E porque precisamos definir o tempo e as saudades a ele inerentes, assim, nestas frações numéricas, tão práticas e tão ... numéricas? Números são só números e o tempo é mais. O tempo é lembrança, é projeto, é sonho, é história. É também um formato para nos reger vida afora, mas só um e temos tantos outros. Dizer ‘foi às 3 horas da tarde’ é sempre melhor que ‘foi em uma tarde luz?’ ‘Às 8 da manhã’ versus ‘em uma manhã fria’ ou ‘uma manhã enevoada’?

Falando nas saudades, fica ainda mais grave este empobrecimento do tempo por seu (hoje) regente e fio condutor. Como demarcar a saudade, esta falta que ama, por números? A dor do coração tem mais afinidade com certa falta de cores, que bem descreve este estado de espírito.

Escura, seca, vazia, dilacerante, pungente, falta, ausência. Ou doce, suave, musical, alegre, colorida. Tantos significados falam da saudade, que podemos prescindir do relógio para bem defini-la.
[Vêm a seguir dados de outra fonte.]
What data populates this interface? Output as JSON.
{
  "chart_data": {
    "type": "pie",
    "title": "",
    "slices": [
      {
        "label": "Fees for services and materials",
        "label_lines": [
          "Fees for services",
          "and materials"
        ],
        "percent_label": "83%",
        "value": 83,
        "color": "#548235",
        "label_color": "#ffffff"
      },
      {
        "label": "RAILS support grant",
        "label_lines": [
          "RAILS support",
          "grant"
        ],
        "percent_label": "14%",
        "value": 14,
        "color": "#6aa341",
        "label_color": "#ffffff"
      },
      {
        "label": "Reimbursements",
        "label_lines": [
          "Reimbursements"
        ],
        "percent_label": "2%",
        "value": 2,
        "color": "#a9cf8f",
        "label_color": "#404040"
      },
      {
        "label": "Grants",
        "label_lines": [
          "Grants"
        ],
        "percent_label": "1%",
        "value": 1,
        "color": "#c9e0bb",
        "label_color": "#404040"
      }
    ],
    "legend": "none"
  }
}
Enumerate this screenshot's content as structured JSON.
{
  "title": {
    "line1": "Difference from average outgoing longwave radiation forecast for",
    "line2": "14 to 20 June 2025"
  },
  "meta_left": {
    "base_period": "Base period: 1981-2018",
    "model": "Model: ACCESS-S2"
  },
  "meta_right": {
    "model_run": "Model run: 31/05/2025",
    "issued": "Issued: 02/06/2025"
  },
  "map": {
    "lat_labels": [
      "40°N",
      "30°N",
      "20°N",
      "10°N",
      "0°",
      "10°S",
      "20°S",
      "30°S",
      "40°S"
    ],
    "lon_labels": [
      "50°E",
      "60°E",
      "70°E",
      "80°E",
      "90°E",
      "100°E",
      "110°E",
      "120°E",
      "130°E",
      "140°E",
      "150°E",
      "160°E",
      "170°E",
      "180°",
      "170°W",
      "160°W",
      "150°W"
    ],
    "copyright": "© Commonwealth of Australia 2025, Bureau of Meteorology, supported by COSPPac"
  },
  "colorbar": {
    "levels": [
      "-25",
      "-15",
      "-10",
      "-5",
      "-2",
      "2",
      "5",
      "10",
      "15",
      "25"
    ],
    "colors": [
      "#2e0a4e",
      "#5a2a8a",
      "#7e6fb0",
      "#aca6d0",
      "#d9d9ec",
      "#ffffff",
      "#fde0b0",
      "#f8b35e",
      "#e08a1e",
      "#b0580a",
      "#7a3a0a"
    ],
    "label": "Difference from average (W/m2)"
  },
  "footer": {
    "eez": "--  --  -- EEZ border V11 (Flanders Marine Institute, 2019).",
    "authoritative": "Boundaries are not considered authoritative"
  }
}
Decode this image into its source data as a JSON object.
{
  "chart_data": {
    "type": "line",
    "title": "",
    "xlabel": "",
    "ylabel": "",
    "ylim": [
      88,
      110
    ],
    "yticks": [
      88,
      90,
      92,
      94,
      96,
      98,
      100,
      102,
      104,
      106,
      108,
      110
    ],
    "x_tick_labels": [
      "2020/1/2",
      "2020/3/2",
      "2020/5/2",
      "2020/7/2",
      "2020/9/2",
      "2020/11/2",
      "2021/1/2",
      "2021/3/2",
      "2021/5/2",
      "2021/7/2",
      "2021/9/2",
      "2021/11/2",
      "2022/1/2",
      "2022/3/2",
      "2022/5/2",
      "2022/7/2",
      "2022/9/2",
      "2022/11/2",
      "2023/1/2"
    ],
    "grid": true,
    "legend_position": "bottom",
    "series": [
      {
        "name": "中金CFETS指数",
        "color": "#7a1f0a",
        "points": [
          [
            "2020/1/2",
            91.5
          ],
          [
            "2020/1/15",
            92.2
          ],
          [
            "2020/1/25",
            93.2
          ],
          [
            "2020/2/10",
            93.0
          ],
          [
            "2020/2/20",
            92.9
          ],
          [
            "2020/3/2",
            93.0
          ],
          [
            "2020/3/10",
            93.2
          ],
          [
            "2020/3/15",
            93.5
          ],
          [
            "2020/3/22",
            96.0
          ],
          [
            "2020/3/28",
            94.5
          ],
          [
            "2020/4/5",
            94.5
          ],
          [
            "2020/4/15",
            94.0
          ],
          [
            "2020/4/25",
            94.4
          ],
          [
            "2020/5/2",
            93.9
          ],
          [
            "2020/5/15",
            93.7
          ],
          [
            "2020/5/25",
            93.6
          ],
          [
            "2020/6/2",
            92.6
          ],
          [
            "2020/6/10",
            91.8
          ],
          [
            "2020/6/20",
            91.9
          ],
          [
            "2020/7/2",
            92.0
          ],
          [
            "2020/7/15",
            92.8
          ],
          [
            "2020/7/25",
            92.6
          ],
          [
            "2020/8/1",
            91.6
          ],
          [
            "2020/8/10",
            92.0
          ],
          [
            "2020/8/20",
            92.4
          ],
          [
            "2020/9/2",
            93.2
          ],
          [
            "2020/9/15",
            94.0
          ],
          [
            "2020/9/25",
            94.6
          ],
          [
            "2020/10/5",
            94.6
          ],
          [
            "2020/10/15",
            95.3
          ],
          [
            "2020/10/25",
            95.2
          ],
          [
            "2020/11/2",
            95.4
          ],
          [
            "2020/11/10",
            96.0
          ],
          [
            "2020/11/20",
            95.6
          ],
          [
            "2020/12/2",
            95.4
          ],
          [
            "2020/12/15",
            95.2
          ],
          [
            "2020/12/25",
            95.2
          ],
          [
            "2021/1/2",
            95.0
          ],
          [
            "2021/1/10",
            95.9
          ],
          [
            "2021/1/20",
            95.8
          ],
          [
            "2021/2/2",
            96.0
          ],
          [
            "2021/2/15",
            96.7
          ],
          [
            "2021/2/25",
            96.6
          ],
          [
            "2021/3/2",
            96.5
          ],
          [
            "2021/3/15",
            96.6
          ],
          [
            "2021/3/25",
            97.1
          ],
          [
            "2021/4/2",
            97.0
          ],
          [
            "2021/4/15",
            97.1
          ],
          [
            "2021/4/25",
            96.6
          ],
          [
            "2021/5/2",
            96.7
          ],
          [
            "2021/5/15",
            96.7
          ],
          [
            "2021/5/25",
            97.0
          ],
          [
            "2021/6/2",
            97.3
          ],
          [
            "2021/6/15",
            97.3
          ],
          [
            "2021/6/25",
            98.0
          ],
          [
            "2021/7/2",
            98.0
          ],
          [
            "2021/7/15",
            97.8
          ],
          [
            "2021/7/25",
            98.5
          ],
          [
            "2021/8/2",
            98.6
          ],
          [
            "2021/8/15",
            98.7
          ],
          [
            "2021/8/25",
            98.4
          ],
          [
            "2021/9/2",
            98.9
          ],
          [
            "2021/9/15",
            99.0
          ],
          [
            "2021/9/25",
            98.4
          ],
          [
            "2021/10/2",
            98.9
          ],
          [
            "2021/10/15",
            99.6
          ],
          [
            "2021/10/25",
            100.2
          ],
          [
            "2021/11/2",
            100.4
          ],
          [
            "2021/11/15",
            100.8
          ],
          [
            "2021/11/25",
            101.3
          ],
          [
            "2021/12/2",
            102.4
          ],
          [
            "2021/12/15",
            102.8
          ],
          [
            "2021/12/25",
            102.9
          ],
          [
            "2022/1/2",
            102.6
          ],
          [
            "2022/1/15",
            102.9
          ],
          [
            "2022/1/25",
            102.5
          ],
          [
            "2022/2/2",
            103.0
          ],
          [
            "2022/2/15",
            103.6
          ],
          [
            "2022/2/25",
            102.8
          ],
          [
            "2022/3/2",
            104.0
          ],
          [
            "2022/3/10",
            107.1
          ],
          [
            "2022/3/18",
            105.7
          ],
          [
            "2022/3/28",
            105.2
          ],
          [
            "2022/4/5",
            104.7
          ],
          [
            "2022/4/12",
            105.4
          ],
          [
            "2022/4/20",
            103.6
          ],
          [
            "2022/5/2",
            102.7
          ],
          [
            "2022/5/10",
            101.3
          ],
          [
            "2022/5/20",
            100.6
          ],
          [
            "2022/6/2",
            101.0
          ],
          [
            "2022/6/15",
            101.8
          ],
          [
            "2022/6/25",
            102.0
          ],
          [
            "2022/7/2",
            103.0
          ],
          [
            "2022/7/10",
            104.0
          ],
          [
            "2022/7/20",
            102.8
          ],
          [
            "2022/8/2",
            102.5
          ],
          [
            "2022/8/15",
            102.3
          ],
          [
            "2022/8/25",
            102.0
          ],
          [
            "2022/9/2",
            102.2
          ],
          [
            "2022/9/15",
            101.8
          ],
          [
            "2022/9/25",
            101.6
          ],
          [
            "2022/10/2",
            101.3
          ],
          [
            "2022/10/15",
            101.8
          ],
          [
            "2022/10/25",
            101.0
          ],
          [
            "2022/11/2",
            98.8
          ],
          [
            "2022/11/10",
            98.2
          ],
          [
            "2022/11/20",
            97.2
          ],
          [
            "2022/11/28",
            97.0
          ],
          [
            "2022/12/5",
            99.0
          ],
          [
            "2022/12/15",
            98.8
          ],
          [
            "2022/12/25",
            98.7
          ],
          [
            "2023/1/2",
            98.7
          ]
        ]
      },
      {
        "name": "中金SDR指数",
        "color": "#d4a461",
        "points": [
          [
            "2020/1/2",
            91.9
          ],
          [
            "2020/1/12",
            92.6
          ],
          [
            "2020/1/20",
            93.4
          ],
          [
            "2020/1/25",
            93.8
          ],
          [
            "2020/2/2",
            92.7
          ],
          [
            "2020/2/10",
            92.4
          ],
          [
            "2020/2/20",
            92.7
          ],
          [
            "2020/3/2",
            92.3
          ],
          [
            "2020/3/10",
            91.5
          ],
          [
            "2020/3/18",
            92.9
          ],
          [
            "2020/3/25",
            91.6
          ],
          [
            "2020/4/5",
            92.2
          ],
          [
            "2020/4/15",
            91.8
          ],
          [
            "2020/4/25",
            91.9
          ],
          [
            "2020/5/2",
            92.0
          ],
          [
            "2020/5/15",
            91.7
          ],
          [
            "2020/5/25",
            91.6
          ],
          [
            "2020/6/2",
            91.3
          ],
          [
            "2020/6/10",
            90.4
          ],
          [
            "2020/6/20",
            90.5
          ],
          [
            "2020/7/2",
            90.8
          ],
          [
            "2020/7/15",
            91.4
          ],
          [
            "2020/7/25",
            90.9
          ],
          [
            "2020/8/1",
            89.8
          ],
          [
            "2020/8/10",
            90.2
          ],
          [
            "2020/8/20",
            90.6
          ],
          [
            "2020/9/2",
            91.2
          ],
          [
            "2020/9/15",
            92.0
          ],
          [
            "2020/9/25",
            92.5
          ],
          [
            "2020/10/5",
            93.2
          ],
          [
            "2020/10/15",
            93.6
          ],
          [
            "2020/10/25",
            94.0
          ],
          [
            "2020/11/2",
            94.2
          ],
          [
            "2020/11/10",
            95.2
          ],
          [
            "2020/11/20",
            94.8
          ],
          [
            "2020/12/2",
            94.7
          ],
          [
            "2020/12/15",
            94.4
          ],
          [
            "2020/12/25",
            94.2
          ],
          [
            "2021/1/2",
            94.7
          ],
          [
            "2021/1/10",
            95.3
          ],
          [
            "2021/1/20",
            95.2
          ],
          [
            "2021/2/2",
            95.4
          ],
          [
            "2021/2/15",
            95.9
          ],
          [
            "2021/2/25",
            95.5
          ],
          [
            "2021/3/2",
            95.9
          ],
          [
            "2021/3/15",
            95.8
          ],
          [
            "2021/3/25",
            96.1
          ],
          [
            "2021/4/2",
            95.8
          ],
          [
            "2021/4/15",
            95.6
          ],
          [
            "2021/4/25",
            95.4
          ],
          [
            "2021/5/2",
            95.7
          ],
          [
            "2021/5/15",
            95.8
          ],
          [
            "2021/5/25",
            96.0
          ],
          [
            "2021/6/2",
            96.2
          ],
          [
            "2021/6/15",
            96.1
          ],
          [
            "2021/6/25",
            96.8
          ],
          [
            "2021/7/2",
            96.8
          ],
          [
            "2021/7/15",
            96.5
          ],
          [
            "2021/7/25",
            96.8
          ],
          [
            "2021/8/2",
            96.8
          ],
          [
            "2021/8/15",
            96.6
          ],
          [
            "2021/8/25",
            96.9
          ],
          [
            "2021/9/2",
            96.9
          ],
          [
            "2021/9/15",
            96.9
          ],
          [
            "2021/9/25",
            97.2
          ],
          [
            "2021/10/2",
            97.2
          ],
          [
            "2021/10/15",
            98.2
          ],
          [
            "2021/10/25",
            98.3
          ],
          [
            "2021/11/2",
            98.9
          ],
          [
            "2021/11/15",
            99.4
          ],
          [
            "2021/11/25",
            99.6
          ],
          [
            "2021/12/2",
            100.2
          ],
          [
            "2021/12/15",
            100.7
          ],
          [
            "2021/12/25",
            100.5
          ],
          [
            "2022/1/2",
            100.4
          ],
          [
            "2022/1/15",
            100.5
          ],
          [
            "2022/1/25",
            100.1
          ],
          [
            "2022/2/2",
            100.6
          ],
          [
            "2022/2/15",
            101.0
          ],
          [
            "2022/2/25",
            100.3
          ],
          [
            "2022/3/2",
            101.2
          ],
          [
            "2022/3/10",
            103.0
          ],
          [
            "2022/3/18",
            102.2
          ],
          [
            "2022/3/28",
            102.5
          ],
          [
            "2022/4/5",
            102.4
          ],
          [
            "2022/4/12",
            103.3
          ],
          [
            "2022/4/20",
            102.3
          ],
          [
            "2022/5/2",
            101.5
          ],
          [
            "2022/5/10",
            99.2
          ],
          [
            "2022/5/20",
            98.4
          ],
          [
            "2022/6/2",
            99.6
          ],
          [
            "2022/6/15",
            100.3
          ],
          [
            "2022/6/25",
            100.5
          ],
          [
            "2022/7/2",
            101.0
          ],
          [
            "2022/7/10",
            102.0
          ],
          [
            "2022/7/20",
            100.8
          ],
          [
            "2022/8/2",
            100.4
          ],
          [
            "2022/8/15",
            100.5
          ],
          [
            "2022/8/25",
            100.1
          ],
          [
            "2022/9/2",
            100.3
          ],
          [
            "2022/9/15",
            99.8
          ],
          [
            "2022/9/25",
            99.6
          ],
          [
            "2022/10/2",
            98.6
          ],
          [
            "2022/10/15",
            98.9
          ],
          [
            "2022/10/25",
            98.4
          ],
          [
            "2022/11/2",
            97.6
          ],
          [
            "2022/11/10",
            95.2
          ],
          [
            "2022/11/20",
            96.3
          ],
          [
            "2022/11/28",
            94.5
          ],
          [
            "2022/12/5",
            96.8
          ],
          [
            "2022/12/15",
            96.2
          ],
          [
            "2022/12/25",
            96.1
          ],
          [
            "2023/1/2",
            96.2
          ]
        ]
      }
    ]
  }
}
Nas cores, nos sabores, nos valores, sentidos ou em outros adjetivos/substantivos, feitos sentimento. Sim, no que ela nos provoca, no que a revertemos, como a digerimos.

Um relógio dá os contornos do tempo, uma vez que passou a seu sinônimo e evidencia uma intensidade em razão proporcional, mas isto não é pessoal?

E se prescindíssemos do relógio e definíssemos o tempo e a saudade em razão do que nos provocam?

A falta que ama, do poeta ‘gauche’ Drummond, me parece uma descrição perfeita para este tempo sem tempo, de quando estamos perdidos em uma ausência. O tempo urge, difere, fica urgente e instável. Um relógio não é suficiente. Seu ponteiro descompassa e se perde em abstração e passionalidade.

Meu pulso me marca tempo e ausência feita saudades. Todo sentimento.